The truth is, everything our parents told us: that we were each other’s first and best friends, that high school would end one day but sisterhood and brotherhood were forever, that we’d always be able to count on one another…it all came true. In spades. When I look across the bustling, loud 9:30 Mass at our parish I can see my sister and her husband sitting with their 4 little blonde children spread out across an entire row, my brother and his fiance bookending them and perhaps holding an errant toddler. Or a few rows further back I spot another sister and her husband with their two darling daughters, flanked on one end by the sister who lives with them and the nice guy she’s dating. (And heck, the only reason I’m not sitting with them is because in some fantastic stroke of divine providence, my in laws moved to Colorado 3 years ago and grandma and grandpa come to Mass with us every.single.Sunday. Hashtag freaking blessed.)

Although our personalities are as wildly differing as our heights, this vertically-blessed lineup includes a half dozen of my closest friends on earth. And truly, that’s a huge motivator when I’m knee deep in exhaustive little kid parenting, wondering if we are, in fact, maybe a little crazy for doing what we’re doing with our own family. 

But then I imagine my 3 boys out for beers and a baseball game, 20 years from now. I imagine them dressed in tuxes for their sister’s wedding. I try to envision whether we’ll have another member of team testosterone join the crew come December, or if Evie will at last have a sister to confide in, fight with, and sneak out of the house with. (On second thought, perhaps I should be hoping for another boy?)

Most of all I envision the relationship the 4 – soon to be 5 – of them will one day have. A group hologram to replace the group text that I enjoy with my siblings, frequent nights out to split appetizers and catch the latest Star Wars flick, regular kid-swapping weekends to spell each other from the rigors of parenting, and always, always, a shoulder to lean on, a friend to confide in, and a fellow traveler on the journey to heaven to reach out to in times of darkness and of joy.

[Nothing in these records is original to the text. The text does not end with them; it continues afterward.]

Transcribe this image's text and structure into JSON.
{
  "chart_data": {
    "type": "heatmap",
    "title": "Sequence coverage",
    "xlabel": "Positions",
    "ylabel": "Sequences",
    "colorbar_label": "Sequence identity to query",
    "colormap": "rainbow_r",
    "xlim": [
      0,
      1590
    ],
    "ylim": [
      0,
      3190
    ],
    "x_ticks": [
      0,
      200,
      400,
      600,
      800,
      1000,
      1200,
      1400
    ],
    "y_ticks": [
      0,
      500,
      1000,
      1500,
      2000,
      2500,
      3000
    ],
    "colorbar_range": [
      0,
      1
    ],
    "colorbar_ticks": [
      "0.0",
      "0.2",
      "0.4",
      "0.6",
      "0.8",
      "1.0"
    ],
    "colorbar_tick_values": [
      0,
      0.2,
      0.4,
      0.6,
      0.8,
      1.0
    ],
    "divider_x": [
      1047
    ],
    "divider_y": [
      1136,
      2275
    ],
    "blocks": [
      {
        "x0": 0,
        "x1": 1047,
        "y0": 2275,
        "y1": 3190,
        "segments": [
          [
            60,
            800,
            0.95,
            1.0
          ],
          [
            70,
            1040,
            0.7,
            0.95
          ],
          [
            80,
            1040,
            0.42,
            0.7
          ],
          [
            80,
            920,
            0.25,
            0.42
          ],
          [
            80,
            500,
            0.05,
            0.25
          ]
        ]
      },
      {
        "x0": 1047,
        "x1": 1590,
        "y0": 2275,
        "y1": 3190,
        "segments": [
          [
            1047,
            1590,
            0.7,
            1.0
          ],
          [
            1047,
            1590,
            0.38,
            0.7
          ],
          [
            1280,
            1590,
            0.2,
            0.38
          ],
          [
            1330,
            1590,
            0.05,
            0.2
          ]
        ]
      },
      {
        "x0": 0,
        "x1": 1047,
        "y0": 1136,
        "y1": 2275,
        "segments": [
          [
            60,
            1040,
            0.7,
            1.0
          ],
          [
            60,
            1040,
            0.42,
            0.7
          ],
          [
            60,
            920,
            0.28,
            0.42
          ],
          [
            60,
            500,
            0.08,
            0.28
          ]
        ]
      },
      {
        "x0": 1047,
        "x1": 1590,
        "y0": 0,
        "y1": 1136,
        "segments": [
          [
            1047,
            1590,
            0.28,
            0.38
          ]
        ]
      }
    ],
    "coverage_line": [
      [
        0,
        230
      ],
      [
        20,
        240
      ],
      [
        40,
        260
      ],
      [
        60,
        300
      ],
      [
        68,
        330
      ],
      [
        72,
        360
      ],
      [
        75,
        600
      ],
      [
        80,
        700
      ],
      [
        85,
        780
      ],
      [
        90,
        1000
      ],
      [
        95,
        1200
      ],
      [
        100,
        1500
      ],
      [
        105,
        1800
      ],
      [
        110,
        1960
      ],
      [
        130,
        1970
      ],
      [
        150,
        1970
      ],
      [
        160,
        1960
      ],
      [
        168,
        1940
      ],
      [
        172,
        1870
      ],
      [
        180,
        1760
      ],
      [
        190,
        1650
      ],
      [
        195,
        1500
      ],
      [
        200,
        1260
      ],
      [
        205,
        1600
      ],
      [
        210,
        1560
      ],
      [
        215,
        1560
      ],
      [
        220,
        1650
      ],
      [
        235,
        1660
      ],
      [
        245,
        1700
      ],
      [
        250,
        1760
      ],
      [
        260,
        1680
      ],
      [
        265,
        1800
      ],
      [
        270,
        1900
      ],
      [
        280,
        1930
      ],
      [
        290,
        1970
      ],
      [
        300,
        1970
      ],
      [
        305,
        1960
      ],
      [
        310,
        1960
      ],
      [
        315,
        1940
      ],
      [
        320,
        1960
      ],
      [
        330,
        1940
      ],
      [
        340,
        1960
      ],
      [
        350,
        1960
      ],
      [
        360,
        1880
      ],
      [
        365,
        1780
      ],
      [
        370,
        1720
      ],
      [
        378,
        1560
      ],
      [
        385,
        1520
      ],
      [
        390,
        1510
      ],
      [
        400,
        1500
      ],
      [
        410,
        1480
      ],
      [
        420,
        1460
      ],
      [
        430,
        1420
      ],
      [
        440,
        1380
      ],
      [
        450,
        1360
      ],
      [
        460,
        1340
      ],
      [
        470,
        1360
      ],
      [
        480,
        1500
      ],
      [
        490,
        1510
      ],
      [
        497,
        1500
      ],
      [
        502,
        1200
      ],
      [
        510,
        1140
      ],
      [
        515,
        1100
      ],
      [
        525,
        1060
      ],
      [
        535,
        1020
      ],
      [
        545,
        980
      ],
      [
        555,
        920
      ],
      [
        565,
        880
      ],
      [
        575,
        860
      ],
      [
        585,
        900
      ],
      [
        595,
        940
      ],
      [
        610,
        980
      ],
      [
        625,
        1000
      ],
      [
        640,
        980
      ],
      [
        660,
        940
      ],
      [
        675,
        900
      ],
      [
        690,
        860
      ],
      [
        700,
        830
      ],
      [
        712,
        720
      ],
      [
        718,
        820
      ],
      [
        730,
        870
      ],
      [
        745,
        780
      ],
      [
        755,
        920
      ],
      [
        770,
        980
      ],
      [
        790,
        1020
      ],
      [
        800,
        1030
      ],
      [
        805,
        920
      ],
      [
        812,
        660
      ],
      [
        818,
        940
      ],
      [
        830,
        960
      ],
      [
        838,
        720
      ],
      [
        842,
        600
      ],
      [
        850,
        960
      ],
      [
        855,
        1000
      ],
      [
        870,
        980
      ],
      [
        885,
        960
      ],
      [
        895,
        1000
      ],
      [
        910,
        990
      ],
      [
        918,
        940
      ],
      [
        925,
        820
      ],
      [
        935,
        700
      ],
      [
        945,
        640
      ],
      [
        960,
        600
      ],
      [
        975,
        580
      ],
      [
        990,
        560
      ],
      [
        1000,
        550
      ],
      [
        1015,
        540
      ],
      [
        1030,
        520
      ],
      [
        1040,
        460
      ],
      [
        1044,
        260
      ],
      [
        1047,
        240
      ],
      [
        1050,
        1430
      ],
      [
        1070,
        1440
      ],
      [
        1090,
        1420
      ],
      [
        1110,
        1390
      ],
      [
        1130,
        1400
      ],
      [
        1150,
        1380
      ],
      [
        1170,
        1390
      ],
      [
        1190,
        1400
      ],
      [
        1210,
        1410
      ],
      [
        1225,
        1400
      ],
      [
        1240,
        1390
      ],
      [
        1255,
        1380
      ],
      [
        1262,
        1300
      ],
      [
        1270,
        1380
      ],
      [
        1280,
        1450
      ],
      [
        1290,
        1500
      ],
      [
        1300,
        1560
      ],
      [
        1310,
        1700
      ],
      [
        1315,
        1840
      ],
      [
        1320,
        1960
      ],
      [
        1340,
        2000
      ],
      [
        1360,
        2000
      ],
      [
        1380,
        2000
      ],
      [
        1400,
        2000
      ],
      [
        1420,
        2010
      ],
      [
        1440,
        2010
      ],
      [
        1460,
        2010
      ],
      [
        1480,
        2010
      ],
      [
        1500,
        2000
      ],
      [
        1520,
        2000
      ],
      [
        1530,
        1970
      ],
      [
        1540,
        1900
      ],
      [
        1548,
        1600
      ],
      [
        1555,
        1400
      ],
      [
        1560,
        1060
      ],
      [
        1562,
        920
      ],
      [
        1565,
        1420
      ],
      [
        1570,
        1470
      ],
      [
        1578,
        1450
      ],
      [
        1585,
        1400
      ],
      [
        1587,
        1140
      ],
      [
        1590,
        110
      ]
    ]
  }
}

My little sister was instrumental in drawing me, her 3-years-older and sooooo much wiser, world-weary college veteran of a big sister out to a tiny, stinky coal town in Eastern Ohio, where I threw my life away (so I thought) and started over. Turns out that dramatic cross-country leap was the most vertical maneuver I’d make in life, still to date.

4 more siblings have since trailed after, beating a dusty path along Interstate 70 eastbound, throwing in the towel on culture and air quality for 4 years of intensive Catholicism 101; a seventh and final sibling is headed there next fall. Which means, in addition to sharing blood and parents and memories of eating cold Spaghetti-O’s straight from the can, we also share a common faith.

This is perhaps the greatest gift of all (narrowly edging out the free babysitting); that we love Jesus together, that we strive for heaven together, and that we can lock arms in a darkening culture with a diminishing moral compass and, like so many hobbits journeying towards Mordor, reassure one another “I got your back. We can do this. Together.”

And that’s no small thing in a world that loves the darkness.

I pray this for my own children: that long after I am gone, the bonds of blood and brotherhood that bind them together will only strengthen with time, shoring them up in moments of great sorrow and great joy, and that I can await them confidently (fingers-crossed) in the life after this one, knowing they’re helping each other along the way when I’m no longer there to guide them.